Homeowners are continuing to make regular overpayments despite mortgage rates remaining above 4%, with new analysis of more than 44,800 Sprive users showing borrowers are putting between £408 and £732 a year towards reducing their mortgage debt faster.
The data shows that even relatively small overpayments are delivering significant long-term savings, with users benefiting from reduced interest costs and shorter mortgage terms.
Londoners are making the largest overpayments, averaging £61 a month (£732 a year).
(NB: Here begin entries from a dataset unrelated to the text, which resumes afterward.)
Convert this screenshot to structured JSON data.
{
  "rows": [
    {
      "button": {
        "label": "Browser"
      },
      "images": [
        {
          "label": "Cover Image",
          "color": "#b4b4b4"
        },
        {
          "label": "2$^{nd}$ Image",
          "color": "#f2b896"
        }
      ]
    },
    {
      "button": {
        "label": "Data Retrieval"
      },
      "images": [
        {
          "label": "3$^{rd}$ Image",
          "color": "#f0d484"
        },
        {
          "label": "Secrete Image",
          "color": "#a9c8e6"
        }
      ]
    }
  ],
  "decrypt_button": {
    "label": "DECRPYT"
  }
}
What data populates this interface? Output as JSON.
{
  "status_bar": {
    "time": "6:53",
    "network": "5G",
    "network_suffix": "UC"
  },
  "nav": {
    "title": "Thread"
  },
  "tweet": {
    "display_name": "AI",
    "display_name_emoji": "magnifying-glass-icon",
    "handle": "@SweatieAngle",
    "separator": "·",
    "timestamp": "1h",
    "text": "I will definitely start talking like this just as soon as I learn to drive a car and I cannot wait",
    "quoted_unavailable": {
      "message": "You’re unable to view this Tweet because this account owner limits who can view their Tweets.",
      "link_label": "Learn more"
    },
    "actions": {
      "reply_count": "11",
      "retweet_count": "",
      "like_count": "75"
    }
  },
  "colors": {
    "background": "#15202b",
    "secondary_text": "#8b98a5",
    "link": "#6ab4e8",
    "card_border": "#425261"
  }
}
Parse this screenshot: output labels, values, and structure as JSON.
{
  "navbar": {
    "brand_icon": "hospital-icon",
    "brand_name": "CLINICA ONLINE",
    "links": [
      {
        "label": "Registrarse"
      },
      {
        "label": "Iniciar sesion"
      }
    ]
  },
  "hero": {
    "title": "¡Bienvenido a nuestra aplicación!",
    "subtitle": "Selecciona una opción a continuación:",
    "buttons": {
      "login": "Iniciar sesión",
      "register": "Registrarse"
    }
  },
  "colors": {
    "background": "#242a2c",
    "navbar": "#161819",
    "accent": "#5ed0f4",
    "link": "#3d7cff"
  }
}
On a typical mortgage balance of £307,495 and an average rate of 4.07%, this is on track to save £12,660 in interest and cut 18 months off a 25-year mortgage term.
The benefits are also clear for homeowners making more modest overpayments. In Wales, where users overpay an average of £34 a month on a typical balance of £168,058 at a rate of 4.23%, borrowers are on track to save £7,320 in interest and become mortgage-free 18 months earlier.
Average mortgage rates, balances and overpayments among homeowners using Sprive
| Region | Average mortgage rate | Average monthly payment | Average mortgage balance | Average monthly overpayment | Average annual overpayment |
| London | 4.07% | £1,622 | £307,495 | £61 | £732 |
| East of England | 4.08% | £1,282 | £240,701 | £43 | £516 |
| South West | 4.07% | £1,123 | £208,625 | £42 | £504 |
| South East | 4.09% | £1,332 | £248,701 | £41 | £492 |
| Northern Ireland | 4.31% | £812 | £137,933 | £40 | £480 |
| West Midlands | 4.20% | £1,041 | £188,471 | £38 | £456 |
| North West | 4.25% | £980 | £174,041 | £38 | £456 |
| East Midlands | 4.14% | £1,022 | £185,742 | £36 | £432 |
| Scotland | 4.34% | £941 | £165,164 | £36 | £432 |
| Yorkshire & Humber | 4.19% | £947 | £169,735 | £35 | £420 |
| North East | 4.26% | £871 | £154,928 | £34 | £408 |
| Wales | 4.23% | £934 | £168,058 | £34 | £408 |
Across the UK, the average Sprive user is now on track to save around £8,000 in interest and become mortgage-free 17 months earlier by consistently overpaying.
These gains are being driven by changing repayment behaviour, with many users making mortgage overpayments through Sprive’s Auto Save feature, which uses AI to automatically adjust overpayment amounts within pre-set minimum and maximum limits. The tool increases overpayments when spending is lower and reduces them when household budgets are tighter.
Users are also ‘earning’ their overpayments through Shop with Sprive, which rewards users for everyday spending at retailers including Tesco, Sainsbury’s, Asda, M&S and Waitrose, allowing them to reduce their mortgage balance without any additional out-of-pocket cost.
For example, a family spending £500 a month on groceries through Sprive could save £5,770 in mortgage interest and become mortgage-free seven months earlier – without spending a penny extra.
“Many homeowners underestimate just how much of a difference even small overpayments can make. Because mortgage interest compounds over time, every pound used to reduce the balance today means less interest paid tomorrow.
Overpayments of just £30 or £40 a month can save thousands of pounds and knock months, or even years, off a mortgage term. The average Sprive user is on track to save around £8,000 in interest and become mortgage-free 17 months earlier.
For many households, finding extra money each month isn’t easy. That’s why we’ve built features that help people overpay in a way that works with their budget, including earning cashback from everyday spending and automatically adjusting overpayments when finances are tighter.”